Another potential limitation of our study is that common carotid artery (CCA), external carotid artery (ECA), and internal carotid artery calcium were included together in the total volume of calcium measured. Therefore, this volume is not derived solely from the calcified plaque of the ICA, but is actually representative of the overall carotid bifurcation calcified plaque burden.

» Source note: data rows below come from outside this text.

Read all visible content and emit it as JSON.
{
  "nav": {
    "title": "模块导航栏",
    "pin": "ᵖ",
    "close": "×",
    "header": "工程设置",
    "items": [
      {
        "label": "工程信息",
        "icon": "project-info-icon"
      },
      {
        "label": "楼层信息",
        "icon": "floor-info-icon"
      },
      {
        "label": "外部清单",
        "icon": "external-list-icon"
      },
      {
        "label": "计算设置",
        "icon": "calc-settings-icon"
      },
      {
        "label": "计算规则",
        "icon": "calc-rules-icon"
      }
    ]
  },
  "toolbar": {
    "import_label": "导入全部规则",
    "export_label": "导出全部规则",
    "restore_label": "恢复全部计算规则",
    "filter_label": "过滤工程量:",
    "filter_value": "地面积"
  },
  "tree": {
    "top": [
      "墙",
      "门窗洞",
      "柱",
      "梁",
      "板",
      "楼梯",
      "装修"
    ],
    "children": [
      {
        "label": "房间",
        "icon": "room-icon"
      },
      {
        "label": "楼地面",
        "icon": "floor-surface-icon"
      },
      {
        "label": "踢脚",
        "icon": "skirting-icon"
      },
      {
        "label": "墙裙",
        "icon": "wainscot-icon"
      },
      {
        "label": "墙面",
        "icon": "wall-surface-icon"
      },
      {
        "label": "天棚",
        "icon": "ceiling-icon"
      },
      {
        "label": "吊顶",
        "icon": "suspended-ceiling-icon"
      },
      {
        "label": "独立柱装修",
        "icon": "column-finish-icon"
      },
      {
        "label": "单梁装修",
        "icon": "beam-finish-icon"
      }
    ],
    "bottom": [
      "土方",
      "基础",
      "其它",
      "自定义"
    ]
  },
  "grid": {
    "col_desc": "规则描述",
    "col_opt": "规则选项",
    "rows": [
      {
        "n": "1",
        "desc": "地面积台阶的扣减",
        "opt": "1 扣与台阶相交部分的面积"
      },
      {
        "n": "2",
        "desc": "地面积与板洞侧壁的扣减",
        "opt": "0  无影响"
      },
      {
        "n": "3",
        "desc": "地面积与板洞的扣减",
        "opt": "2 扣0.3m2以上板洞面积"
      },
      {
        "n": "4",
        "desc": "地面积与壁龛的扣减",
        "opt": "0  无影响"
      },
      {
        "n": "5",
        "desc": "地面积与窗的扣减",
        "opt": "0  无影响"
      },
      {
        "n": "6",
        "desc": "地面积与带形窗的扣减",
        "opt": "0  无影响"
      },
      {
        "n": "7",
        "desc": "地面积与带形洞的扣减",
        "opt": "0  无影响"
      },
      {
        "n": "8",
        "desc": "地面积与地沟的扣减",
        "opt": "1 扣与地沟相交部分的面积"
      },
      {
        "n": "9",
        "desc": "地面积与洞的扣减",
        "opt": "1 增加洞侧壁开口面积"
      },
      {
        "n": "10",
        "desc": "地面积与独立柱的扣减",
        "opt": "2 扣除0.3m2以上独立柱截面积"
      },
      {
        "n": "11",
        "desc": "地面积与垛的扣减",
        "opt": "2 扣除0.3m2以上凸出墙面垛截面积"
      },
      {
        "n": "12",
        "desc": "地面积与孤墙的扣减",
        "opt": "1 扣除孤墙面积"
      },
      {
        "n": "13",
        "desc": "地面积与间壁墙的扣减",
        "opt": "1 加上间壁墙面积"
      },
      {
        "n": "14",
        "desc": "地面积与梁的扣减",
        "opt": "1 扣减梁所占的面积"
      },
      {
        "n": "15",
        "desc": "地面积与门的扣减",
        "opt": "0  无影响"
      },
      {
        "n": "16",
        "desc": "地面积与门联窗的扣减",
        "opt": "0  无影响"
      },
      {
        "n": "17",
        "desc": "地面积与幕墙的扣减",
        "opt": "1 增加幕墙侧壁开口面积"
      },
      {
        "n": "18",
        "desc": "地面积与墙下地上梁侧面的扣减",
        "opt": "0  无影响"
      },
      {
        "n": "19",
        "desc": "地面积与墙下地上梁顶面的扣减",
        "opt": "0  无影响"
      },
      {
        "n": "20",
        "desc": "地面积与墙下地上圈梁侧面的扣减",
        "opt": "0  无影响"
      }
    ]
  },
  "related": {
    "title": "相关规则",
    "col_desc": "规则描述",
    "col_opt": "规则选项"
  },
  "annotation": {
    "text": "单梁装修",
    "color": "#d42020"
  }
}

Hence, theoretically a patient could have a high volume of calcium in the CCA (or even ECA) without significant calcified plaque burden or stenosis of the ICA. This distribution of calcification is uncommon (and was not present in our study), since CCA stenosis or occlusion usually involves the ICA as well, but this uncommon variant is a well-described phenomenon in the literature [27, 28]. Theoretically, in a patient with this pathologic variant, a carotid bifurcation calcium volume obtained by our method may detect a “significant” stenosis, but would actually represent a stenosis of the CCA rather than the intended ICA.

In conclusion, on this preliminary correlation study, measurement of the carotid bifurcation calcium volume (or square root of the calcium volume) demonstrates a relatively strong correlation with percent stenosis on CT angiography in a test population over 50 years of age. In this study, using carotid bifurcation calcium volume thresholds (measured via multidetector CT) appeared to be relatively sensitive and specific and have a high negative predictive value for detection of a greater than 40% stenosis of the ICA below the skull base.

Future studies may be warranted that would correlate the noncontrast carotid bifurcation calcium volume and the degree of stenosis on ultrasound, CTA, MRA, or conventional catheter angiography. Theoretically, a “score” derived from the noncontrast carotid bifurcation exam could be obtained (whether the calcium volume itself or a numerical manipulation of such) which would be able to identify patients with atherosclerotic disease at high risk for developing flow limiting lesions of the ICA. Hence, the potential would exist for future use of these measurements as a possible non-invasive screening tool.